• ‘Who exactly is in charge of my life?’ If I have truly surrendered my life to Christ – surely then, He is in charge and He is certainly NOT POWERLESS over any situation that I find myself in. Can I surrender my powerlessness to Him and still feel whole and empowered?
• Is the powerlessness that I am experiencing a result of me wanting and needing to be IN CONTROL of every situation in my life? If so, where does that leave room for God to work miracles and lead and direct my path – do I always want everything to be my way? Can I relinquish control of every aspect of my life to Him and still be at peace?

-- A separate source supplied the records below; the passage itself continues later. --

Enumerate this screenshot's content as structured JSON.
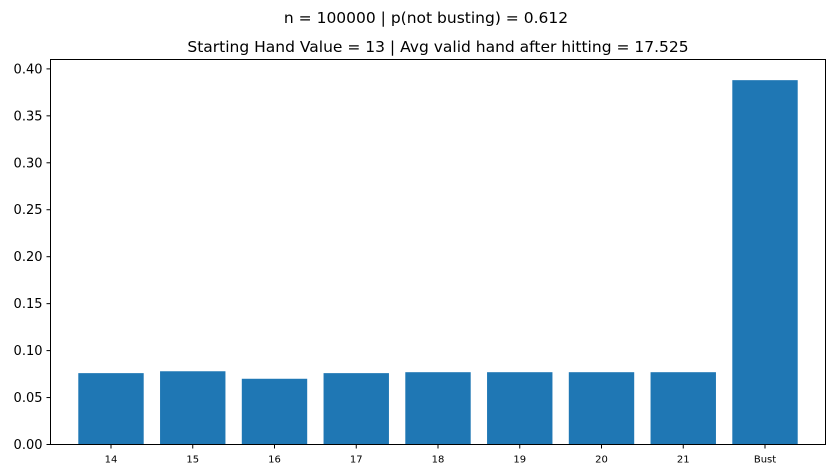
{
  "suptitle": "n = 100000 | p(not busting) = 0.612",
  "chart_data": {
    "type": "bar",
    "title": "Starting Hand Value = 13 | Avg valid hand after hitting = 17.525",
    "xlabel": "",
    "ylabel": "",
    "categories": [
      "14",
      "15",
      "16",
      "17",
      "18",
      "19",
      "20",
      "21",
      "Bust"
    ],
    "values": [
      0.076,
      0.078,
      0.07,
      0.076,
      0.077,
      0.077,
      0.077,
      0.077,
      0.388
    ],
    "ylim": [
      0,
      0.41
    ],
    "yticks": [
      0.0,
      0.05,
      0.1,
      0.15,
      0.2,
      0.25,
      0.3,
      0.35,
      0.4
    ],
    "ytick_labels": [
      "0.00",
      "0.05",
      "0.10",
      "0.15",
      "0.20",
      "0.25",
      "0.30",
      "0.35",
      "0.40"
    ],
    "bar_color": "#1f77b4",
    "grid": false,
    "legend": "none"
  }
}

• Am I operating in FEAR or in FAITH? – Am I allowing what I see with my eyes, hear with ears to dictate what God’s outcome for my life will be? Can I be content without knowing what God’s next step for me will be?
• How much to I really TRUST GOD? – Whose power am I really trusting in, His or mine? Can I trust in a God who I cannot see to do what I don’t know how to do?
• Is it okay for me to feel weak and powerless so that He can show Himself strong and powerful on my behalf? Am I ready to accept whatever He allows into my life, knowing that it has been filtered by Him?
• Can I have empathy for those who feel as dis-empowered as I do – or do I blame them for my plight? Can I share my faith with those who are weak, when I am also weak?